Kapitel 6
Die Hallen der Wissenschaft

Jack stand vor der großen Treppe des East Side Gymnasiums und hielt kurz inne, um auf seine Telefunk-Uhr zu sehen. Es war fast Viertel vor neun. Wenn es hier ähnlich wie in seiner Schule in England zuging, würde der Unterricht gleich anfangen.

Während die Jungen und Mädchen eilig die Treppenstufen hinaufstiegen, sah sich Jack ihre rot, grün und grau gemusterten Uniformen an und verglich sie mit der Kleidung des Jungen auf dem Bild. Ja, dachte Jack, es gibt keinen Zweifel. Der Junge, der den Knochen aus dem Museum gestohlen hat, ist Schüler an dieser Schule.

Jack mischte sich unter die Kinder und versuchte, nicht aufzufallen. Er folgte den Schülern die Treppe hinauf und durch die große rote Holztür. Während um ihn herum die Schranktüren laut klapperten, entdeckte Jack ein Schild, auf dem Direktorenbüro stand. Ein Pfeil deutete nach links. Jack ging in die Richtung und kam zu einer Tür mit einem Namensschild – Direktorin Judith Danner. Er klopfte zweimal.

Eine strenge Stimme antwortete: „Ja?“

Vorsichtig öffnete Jack die Tür. An einem Schreibtisch saß eine Frau. „Direktorin Danner?“, fragte er.

„Ja. Wer will das wissen?“, erwiderte sie und betrachtete Jack über den Rand ihrer Brille hinweg. „Du siehst nicht so aus, als würdest du auf unsere Schule gehen.“

„Das tue ich auch nicht“, antwortete Jack. „Mein Name ist Jack Stalwart“, erklärte er und zeigte seinen Ausweis vor. „Ich arbeite für eine weltweite Geheimorganisation, die GGS. Ich habe den Auftrag, das Verschwinden eines Dinosaurierknochens aufzuklären, der aus dem Naturkundemuseum gestohlen wurde. Ich glaube, dass derjenige, der den Knochen entwendet hat, Ihre Schule besucht.“

„Einer meiner Schüler?“ Die Direktorin sah Jack verwundert an.

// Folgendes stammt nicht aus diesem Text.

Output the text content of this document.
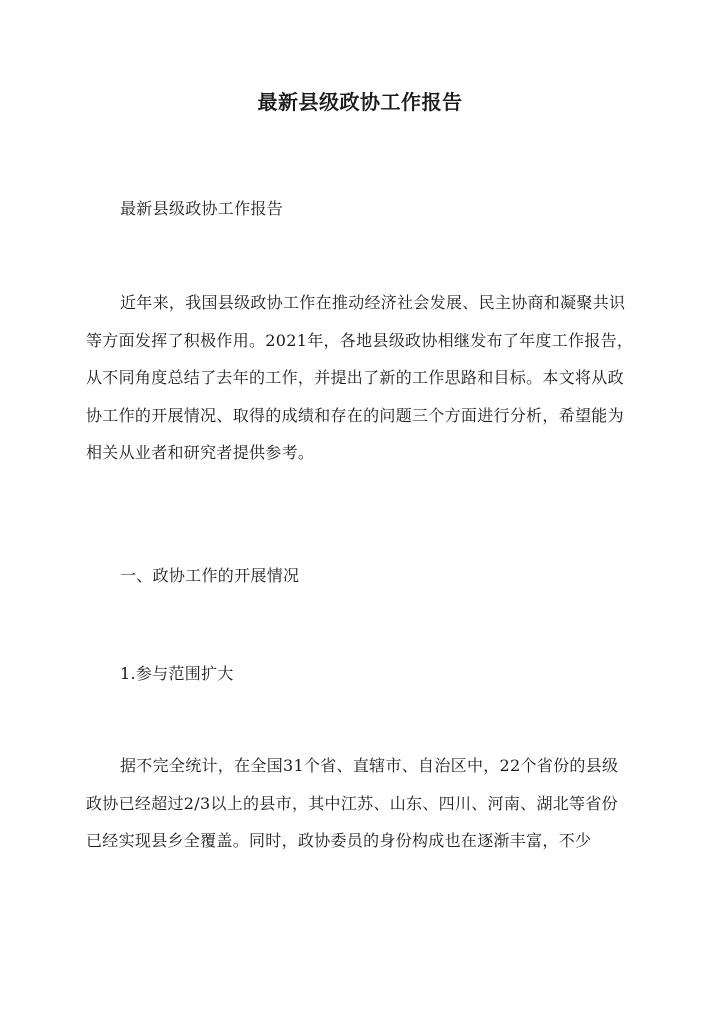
最新县级政协工作报告

最新县级政协工作报告

近年来，我国县级政协工作在推动经济社会发展、民主协商和凝聚共识等方面发挥了积极作用。2021年，各地县级政协相继发布了年度工作报告，从不同角度总结了去年的工作，并提出了新的工作思路和目标。本文将从政协工作的开展情况、取得的成绩和存在的问题三个方面进行分析，希望能为相关从业者和研究者提供参考。

一、政协工作的开展情况

1.参与范围扩大

据不完全统计，在全国31个省、直辖市、自治区中，22个省份的县级政协已经超过2/3以上的县市，其中江苏、山东、四川、河南、湖北等省份已经实现县乡全覆盖。同时，政协委员的身份构成也在逐渐丰富，不少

„Ja“, bestätigte Jack und zeigte ihr das Bild des Jungen. „Ich glaube, dass dieser Schüler gestern während eines Ausflugs im Museum einen Zeh des Allosaurus-Skeletts an sich genommen hat. Das Bild habe ich von der Überwachungskamera.“

Die Direktorin betrachtete das ausgedruckte Bild und schüttelte den Kopf. „Ich kann es nicht glauben. Das ist Thomas Eberly, einer unserer besten Schüler in den Naturwissenschaften. Die letzten beiden Jahre hat Thomas den Naturwissenschaftswettbewerb unserer Schule gewonnen. Alle warten schon auf seinen diesjährigen Beitrag. Letztes Jahr hieß sein Projekt Wie die Kakerlake die Eiszeit überlebte. Er hat dafür viel Anerkennung bekommen und sogar den zweiten Platz im Naturwissenschaftswettbewerb des Staats New York belegt.“

„Wissen Sie, in welchem Klassenraum ich ihn finden kann?“, fragte Jack. „Ich muss mit ihm sprechen.“

„Leider ist Thomas heute nicht in die Schule gekommen“, antwortete Direktorin Danner. „Er liegt mit Grippe zu Hause im Bett.“

„Ich muss trotzdem mit ihm sprechen“, sagte Jack. „Haben Sie seine Adresse?“

„Normalerweise würde ich diese Information nicht herausgeben. Aber da du für die GGS arbeitest …“ Ihre Stimme verstummte bei der Suche nach der Adresse. „Hier ist sie“, sagte sie schließlich und zog ein Papier aus einem der Aktenschränke. „Er wohnt in einem Haus in der 33. Straße, dort, wo sie die Park Avenue kreuzt. Zehn Blocks nach Norden von hier.“

„Vielen Dank, Direktorin Danner“, sagte Jack und wandte sich zur Tür. „Sie haben mir sehr geholfen.“

Jack trat aus dem Büro. Er musste die ganze Zeit an den Jungen denken. Ob eine Verbindung zwischen Thomas’ Wissenschaftsprojekt und dem gestohlenen Zeh bestand?

Es gibt nur einen Weg, das herauszufinden, dachte Jack, und rannte, so schnell es ging, durch die Schule zur Eingangstreppe.